NASA, ESA, and the Hubble Heritage Team (STScI/AURA)-Hubble/Europe Collaboration; Acknowledgment: H. Bond (STScI and Penn State University)

The stars shining in the night sky might seem steady and reliable, but in truth, they are constantly changing and evolving. Out of the 100 billion or so stars that inhabit the Milky Way, a little more than 400,900 are classified as variable, meaning they change in brightness over time.

Of those hundreds of thousands of variables catalogued in our galaxy, however, only seven belong to a class called Triple Mode high amplitude delta Scuti, or HADS(B), stars — and that seventh was just recently discovered by a high school student during a summer astronomy program at Southern Methodist University in Dallas.

The star, roughly the size of our Sun or possibly larger, is about 7,000 light-years away in the constellation Pegasus. It currently has only a catalog name: ROTSE1 J232056.45+345150.9. The name comes in part from the telescope used to discover it, the ROTSE-I telescope at Los Alamos National Laboratory in New Mexico.

While examining data from the telescope taken in September of 2000, Plano Senior High School student Derek Hornung noticed the star’s strange light curve, which shows the star’s brightness over time. A non-variable star’s light curve is simply a straight line, unchanging as the hours, days, and months go by. But a variable star exhibits periodic changes in brightness over the course of hours or days, creating a recognizable repeating pattern. Variable stars are classified by the patterns their light curves make, and named after the first star of each type discovered. Delta Scuti variables are thus named after the star delta Scuti.

But there’s more to this story, still.
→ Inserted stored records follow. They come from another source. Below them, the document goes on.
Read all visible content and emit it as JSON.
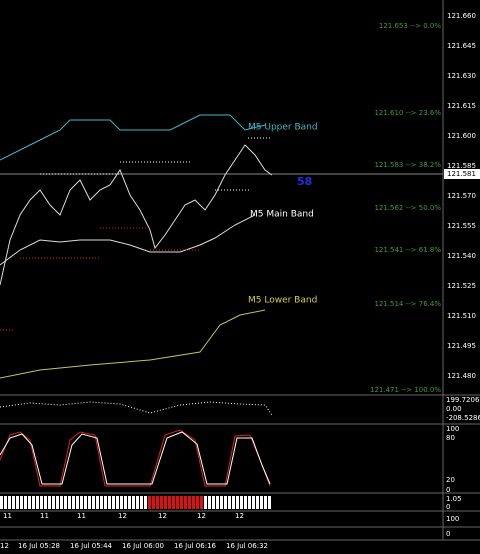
{
  "price_axis": {
    "ticks": [
      "121.660",
      "121.645",
      "121.630",
      "121.615",
      "121.600",
      "121.585",
      "121.570",
      "121.555",
      "121.540",
      "121.525",
      "121.510",
      "121.495",
      "121.480"
    ],
    "current": "121.581"
  },
  "fib_levels": [
    "121.653 --> 0.0%",
    "121.610 --> 23.6%",
    "121.583 --> 38.2%",
    "121.562 --> 50.0%",
    "121.541 --> 61.8%",
    "121.514 --> 76.4%",
    "121.471 --> 100.0%"
  ],
  "bands": {
    "upper": "M5 Upper Band",
    "main": "M5 Main Band",
    "lower": "M5 Lower Band"
  },
  "counter": "58",
  "indicators": {
    "cci": [
      "199.7206",
      "0.00",
      "-208.5286"
    ],
    "stoch": [
      "100",
      "80",
      "20",
      "0"
    ],
    "bar": [
      "1.05",
      "0"
    ],
    "extra": [
      "100",
      "0"
    ]
  },
  "sub_axis": [
    "11",
    "11",
    "11",
    "12",
    "12",
    "12",
    "12"
  ],
  "time_axis": [
    "12",
    "16 Jul 05:28",
    "16 Jul 05:44",
    "16 Jul 06:00",
    "16 Jul 06:16",
    "16 Jul 06:32"
  ]
}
The star is not only a delta Scuti variable, of which there are thousands known, but it is also a rare type within the delta Scuti class, a HADS(B) star. HADS(B) stars show asymmetric light curves that change brightness quickly over time. These stars are pulsating in two modes, which means the star is expanding in two directions at once. There are only 114 HADS(B) stars currently known. Rarer still are Triple Mode HADS(B) stars, of which there were only six previously identified in the Milky way. Triple Mode HADS(B) stars pulsate in not two, but three directions at once. For ROTSE1 J232056.45+345150.9, this process repeats itself every 2.5 hours.

Eric Guzman, a physics graduate student from the University of Texas at Dallas entering SMU’s graduate program, helped to piece the puzzle together. In a press release announcing the findings, he said, “After successfully finding the second mode, I noticed a third signal. After checking the results, I discovered the third signal coincided with what is predicted of a third pulsation mode.”
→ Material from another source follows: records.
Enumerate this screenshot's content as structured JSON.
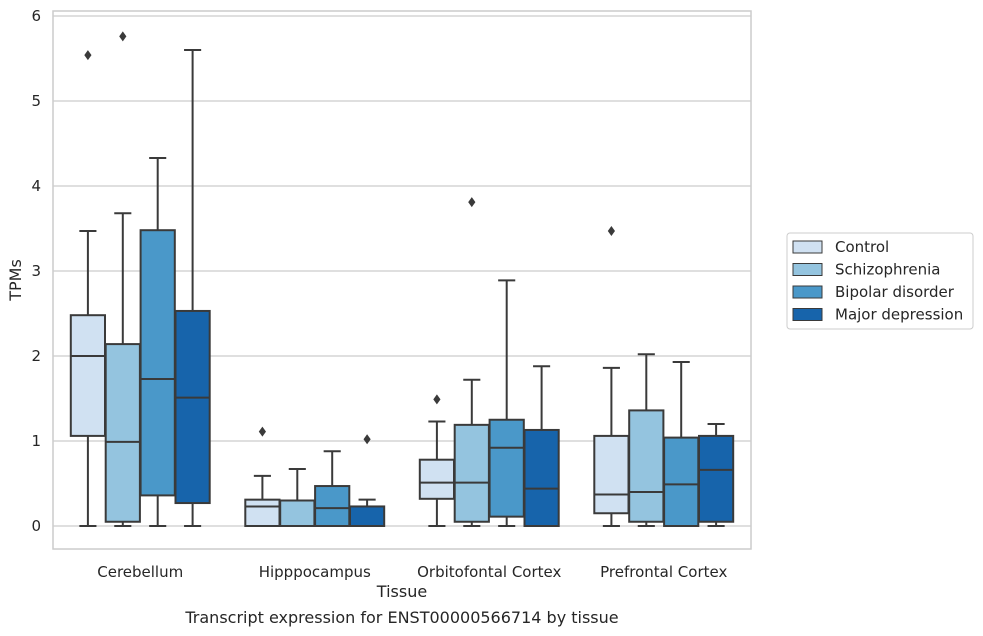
{
  "caption": "Transcript expression for ENST00000566714 by tissue",
  "chart_data": {
    "type": "boxplot",
    "xlabel": "Tissue",
    "ylabel": "TPMs",
    "ylim": [
      -0.28,
      6.05
    ],
    "yticks": [
      0,
      1,
      2,
      3,
      4,
      5,
      6
    ],
    "grid": true,
    "legend_position": "right",
    "categories": [
      "Cerebellum",
      "Hipppocampus",
      "Orbitofontal Cortex",
      "Prefrontal Cortex"
    ],
    "series": [
      {
        "name": "Control",
        "color": "#d0e1f2",
        "boxes": [
          {
            "q1": 1.06,
            "median": 2.0,
            "q3": 2.48,
            "whisker_low": 0.0,
            "whisker_high": 3.47,
            "outliers": [
              5.54
            ]
          },
          {
            "q1": 0.0,
            "median": 0.23,
            "q3": 0.31,
            "whisker_low": 0.0,
            "whisker_high": 0.59,
            "outliers": [
              1.11
            ]
          },
          {
            "q1": 0.32,
            "median": 0.51,
            "q3": 0.78,
            "whisker_low": 0.0,
            "whisker_high": 1.23,
            "outliers": [
              1.49
            ]
          },
          {
            "q1": 0.15,
            "median": 0.37,
            "q3": 1.06,
            "whisker_low": 0.0,
            "whisker_high": 1.86,
            "outliers": [
              3.47
            ]
          }
        ]
      },
      {
        "name": "Schizophrenia",
        "color": "#94c4df",
        "boxes": [
          {
            "q1": 0.05,
            "median": 0.99,
            "q3": 2.14,
            "whisker_low": 0.0,
            "whisker_high": 3.68,
            "outliers": [
              5.76
            ]
          },
          {
            "q1": 0.0,
            "median": 0.0,
            "q3": 0.3,
            "whisker_low": 0.0,
            "whisker_high": 0.67,
            "outliers": []
          },
          {
            "q1": 0.05,
            "median": 0.51,
            "q3": 1.19,
            "whisker_low": 0.0,
            "whisker_high": 1.72,
            "outliers": [
              3.81
            ]
          },
          {
            "q1": 0.05,
            "median": 0.4,
            "q3": 1.36,
            "whisker_low": 0.0,
            "whisker_high": 2.02,
            "outliers": []
          }
        ]
      },
      {
        "name": "Bipolar disorder",
        "color": "#4a98c9",
        "boxes": [
          {
            "q1": 0.36,
            "median": 1.73,
            "q3": 3.48,
            "whisker_low": 0.0,
            "whisker_high": 4.33,
            "outliers": []
          },
          {
            "q1": 0.0,
            "median": 0.21,
            "q3": 0.47,
            "whisker_low": 0.0,
            "whisker_high": 0.88,
            "outliers": []
          },
          {
            "q1": 0.11,
            "median": 0.92,
            "q3": 1.25,
            "whisker_low": 0.0,
            "whisker_high": 2.89,
            "outliers": []
          },
          {
            "q1": 0.0,
            "median": 0.49,
            "q3": 1.04,
            "whisker_low": 0.0,
            "whisker_high": 1.93,
            "outliers": []
          }
        ]
      },
      {
        "name": "Major depression",
        "color": "#1764ab",
        "boxes": [
          {
            "q1": 0.27,
            "median": 1.51,
            "q3": 2.53,
            "whisker_low": 0.0,
            "whisker_high": 5.6,
            "outliers": []
          },
          {
            "q1": 0.0,
            "median": 0.0,
            "q3": 0.23,
            "whisker_low": 0.0,
            "whisker_high": 0.31,
            "outliers": [
              1.02
            ]
          },
          {
            "q1": 0.0,
            "median": 0.44,
            "q3": 1.13,
            "whisker_low": 0.0,
            "whisker_high": 1.88,
            "outliers": []
          },
          {
            "q1": 0.05,
            "median": 0.66,
            "q3": 1.06,
            "whisker_low": 0.0,
            "whisker_high": 1.2,
            "outliers": []
          }
        ]
      }
    ]
  }
}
Such intrinsically variable stars, which change in brightness due to physical changes in the star itself, contribute significantly to the understanding of stellar evolution, helping astronomers probe the mechanisms that power stars as they live and die. Variability due to pulsation, such as the process occurring in delta Scuti stars, is a short-lived phase of stellar evolution that occurs as the star begins to run out of available hydrogen to fuse in its core. Once the hydrogen is depleted, the star begins burning helium and stops pulsating.

“The discovery of this object helps to flesh out the characteristics of this unique type of variable star. These and further measurements can be used to probe the way the pulsations happen,” said Robert Kehoe, a professor in SMU’s Department of Physics and leader of the university’s astronomy team.